Para saber até que ponto os países de fala árabe irão se beneficiar do “espírito da época” em que vivemos seria necessário avaliar a influência que os países da orla do pacífico asiático exercem sobre eles. Apesar de estarem próximos da Europa, o exemplo vem da Ásia, porque é no Oriente onde são mais evidentes os exemplos de transformação de economias pobres e atrasadas em espetacular desenvolvimento econômico, humano e social em um curto espaço de tempo, ao contrário da Europa, onde tudo evoluiu com lentidão e ziguezagues.

Mas que direções devem tomar os povos de fala árabe em um ambiente de confusão intelectual, ausência de organização política e rarefeitas lideranças regionais? Tudo indica que se trata de um processo de libertação empírico, em que os avanços deverão ser feitos no processo de organização e luta.
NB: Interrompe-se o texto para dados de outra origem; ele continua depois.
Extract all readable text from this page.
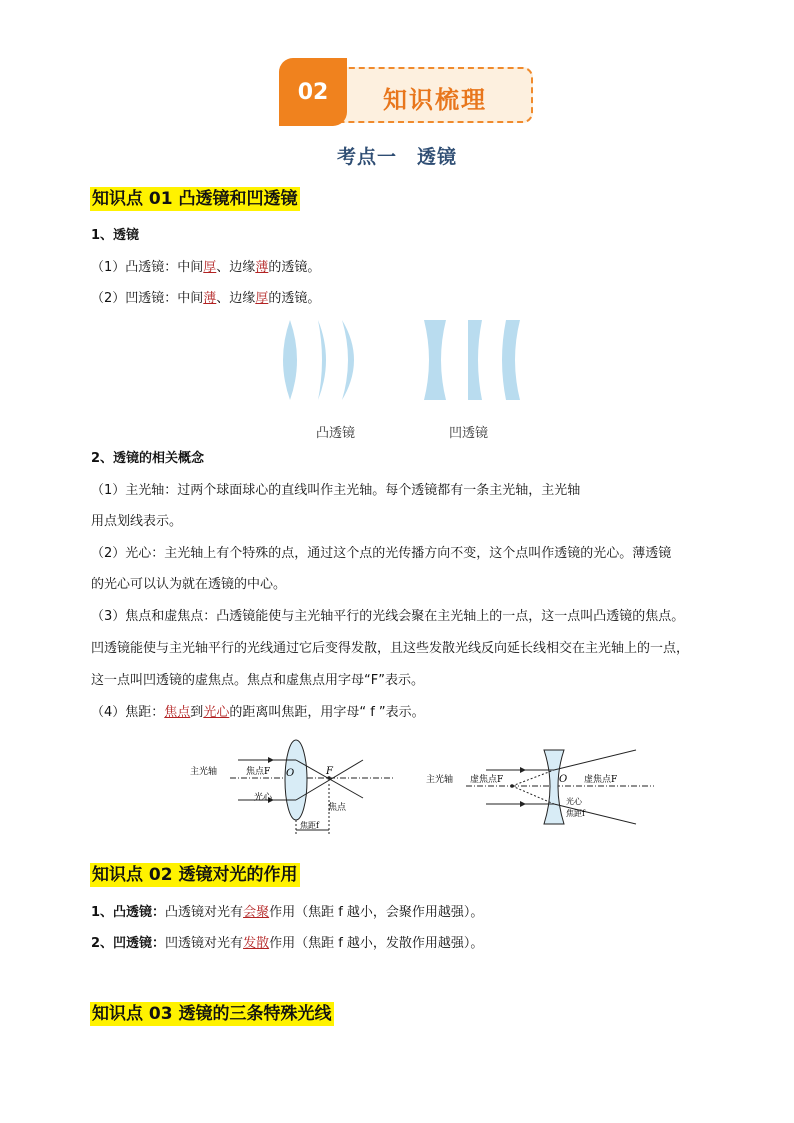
知识梳理
02
考点一　透镜
知识点 01 凸透镜和凹透镜
1、透镜
（1）凸透镜：中间厚、边缘薄的透镜。
（2）凹透镜：中间薄、边缘厚的透镜。
凸透镜	凹透镜
2、透镜的相关概念
（1）主光轴：过两个球面球心的直线叫作主光轴。每个透镜都有一条主光轴，主光轴
用点划线表示。
（2）光心：主光轴上有个特殊的点，通过这个点的光传播方向不变，这个点叫作透镜的光心。薄透镜
的光心可以认为就在透镜的中心。
（3）焦点和虚焦点：凸透镜能使与主光轴平行的光线会聚在主光轴上的一点，这一点叫凸透镜的焦点。
凹透镜能使与主光轴平行的光线通过它后变得发散，且这些发散光线反向延长线相交在主光轴上的一点，
这一点叫凹透镜的虚焦点。焦点和虚焦点用字母“F”表示。
（4）焦距：焦点到光心的距离叫焦距，用字母“ f ”表示。
主光轴	焦点F O	F
光心
焦点
焦距f
主光轴 虚焦点F	O 虚焦点F
光心
焦距f
知识点 02 透镜对光的作用
1、凸透镜：凸透镜对光有会聚作用（焦距 f 越小，会聚作用越强）。
2、凹透镜：凹透镜对光有发散作用（焦距 f 越小，发散作用越强）。
知识点 03 透镜的三条特殊光线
E, nesse caso, em algum momento a unidade das ruas dará lugar à confrontação de interesses divergentes e às inevitáveis represálias sectárias. Mas é o momento para o aparecimento de uma nova entidade pan-árabe, firmemente comprometida com a democracia, os direitos humanos, a liberdade de opinião, e todo o rosário de ensinamentos do Ocidente.
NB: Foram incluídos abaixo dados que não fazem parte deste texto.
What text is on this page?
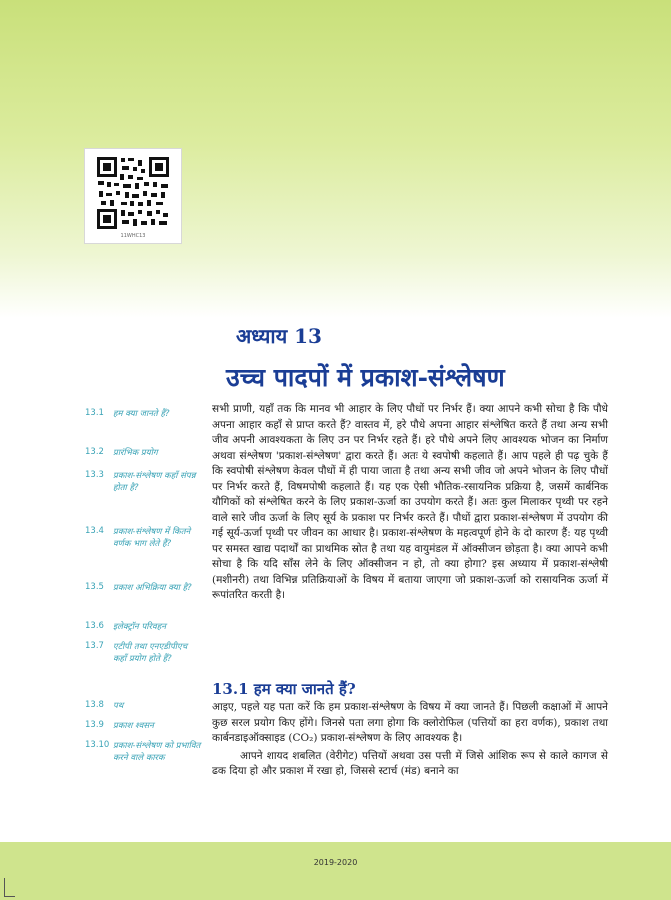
11WHC13
अध्याय 13
उच्च पादपों में प्रकाश-संश्लेषण
13.1	हम क्या जानते हैं?
13.2	प्रारंभिक प्रयोग
13.3	प्रकाश-संश्लेषण कहाँ संपन्न होता है?
13.4	प्रकाश-संश्लेषण में कितने वर्णक भाग लेते हैं?
13.5	प्रकाश अभिक्रिया क्या है?
13.6	इलेक्ट्रॉन परिवहन
13.7	एटीपी तथा एनएडीपीएच कहाँ प्रयोग होते हैं?
13.8	पथ
13.9	प्रकाश श्वसन
13.10 प्रकाश-संश्लेषण को प्रभावित करने वाले कारक

सभी प्राणी, यहाँ तक कि मानव भी आहार के लिए पौधों पर निर्भर हैं। क्या आपने कभी सोचा है कि पौधे अपना आहार कहाँ से प्राप्त करते हैं? वास्तव में, हरे पौधे अपना आहार संश्लेषित करते हैं तथा अन्य सभी जीव अपनी आवश्यकता के लिए उन पर निर्भर रहते हैं। हरे पौधे अपने लिए आवश्यक भोजन का निर्माण अथवा संश्लेषण 'प्रकाश-संश्लेषण' द्वारा करते हैं। अतः ये स्वपोषी कहलाते हैं। आप पहले ही पढ़ चुके हैं कि स्वपोषी संश्लेषण केवल पौधों में ही पाया जाता है तथा अन्य सभी जीव जो अपने भोजन के लिए पौधों पर निर्भर करते हैं, विषमपोषी कहलाते हैं। यह एक ऐसी भौतिक-रसायनिक प्रक्रिया है, जसमें कार्बनिक यौगिकों को संश्लेषित करने के लिए प्रकाश-ऊर्जा का उपयोग करते हैं। अतः कुल मिलाकर पृथ्वी पर रहने वाले सारे जीव ऊर्जा के लिए सूर्य के प्रकाश पर निर्भर करते हैं। पौधों द्वारा प्रकाश-संश्लेषण में उपयोग की गई सूर्य-ऊर्जा पृथ्वी पर जीवन का आधार है। प्रकाश-संश्लेषण के महत्वपूर्ण होने के दो कारण हैं: यह पृथ्वी पर समस्त खाद्य पदार्थों का प्राथमिक स्रोत है तथा यह वायुमंडल में ऑक्सीजन छोड़ता है। क्या आपने कभी सोचा है कि यदि साँस लेने के लिए ऑक्सीजन न हो, तो क्या होगा? इस अध्याय में प्रकाश-संश्लेषी (मशीनरी) तथा विभिन्न प्रतिक्रियाओं के विषय में बताया जाएगा जो प्रकाश-ऊर्जा को रासायनिक ऊर्जा में रूपांतरित करती है।

13.1 हम क्या जानते हैं?

आइए, पहले यह पता करें कि हम प्रकाश-संश्लेषण के विषय में क्या जानते हैं। पिछली कक्षाओं में आपने कुछ सरल प्रयोग किए होंगे। जिनसे पता लगा होगा कि क्लोरोफिल (पत्तियों का हरा वर्णक), प्रकाश तथा कार्बनडाइऑक्साइड (CO₂) प्रकाश-संश्लेषण के लिए आवश्यक है।

आपने शायद शबलित (वेरीगेट) पत्तियों अथवा उस पत्ती में जिसे आंशिक रूप से काले कागज से ढक दिया हो और प्रकाश में रखा हो, जिससे स्टार्च (मंड) बनाने का

2019-2020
Qualquer que seja o futuro desses países, a verdade é que eles deverão passar por um novo sincretismo. E, por mais pessimistas que sejamos, duvido que eles recuem para um regime tão opressivo quanto o iraniano.

Creio que podemos dizer como desabafo que o pior exemplo para os países de fala árabe é, nesse momento, repetir o que aconteceu no Brasil em 1988, onde o conto do vigário da “democracia sem adjetivos” terminou em um sistema de falsa democracia e de evidente desordem institucional vinte anos depois.

Quando as estripulias da mudança de poder tiverem acabado, veremos se do deserto será capaz de brotar um novo espírito que não seja a velha repetição do populismo e clientelismo, do onipresente estatismo e da recorrente violência banal do terrorismo. Alea jacta est.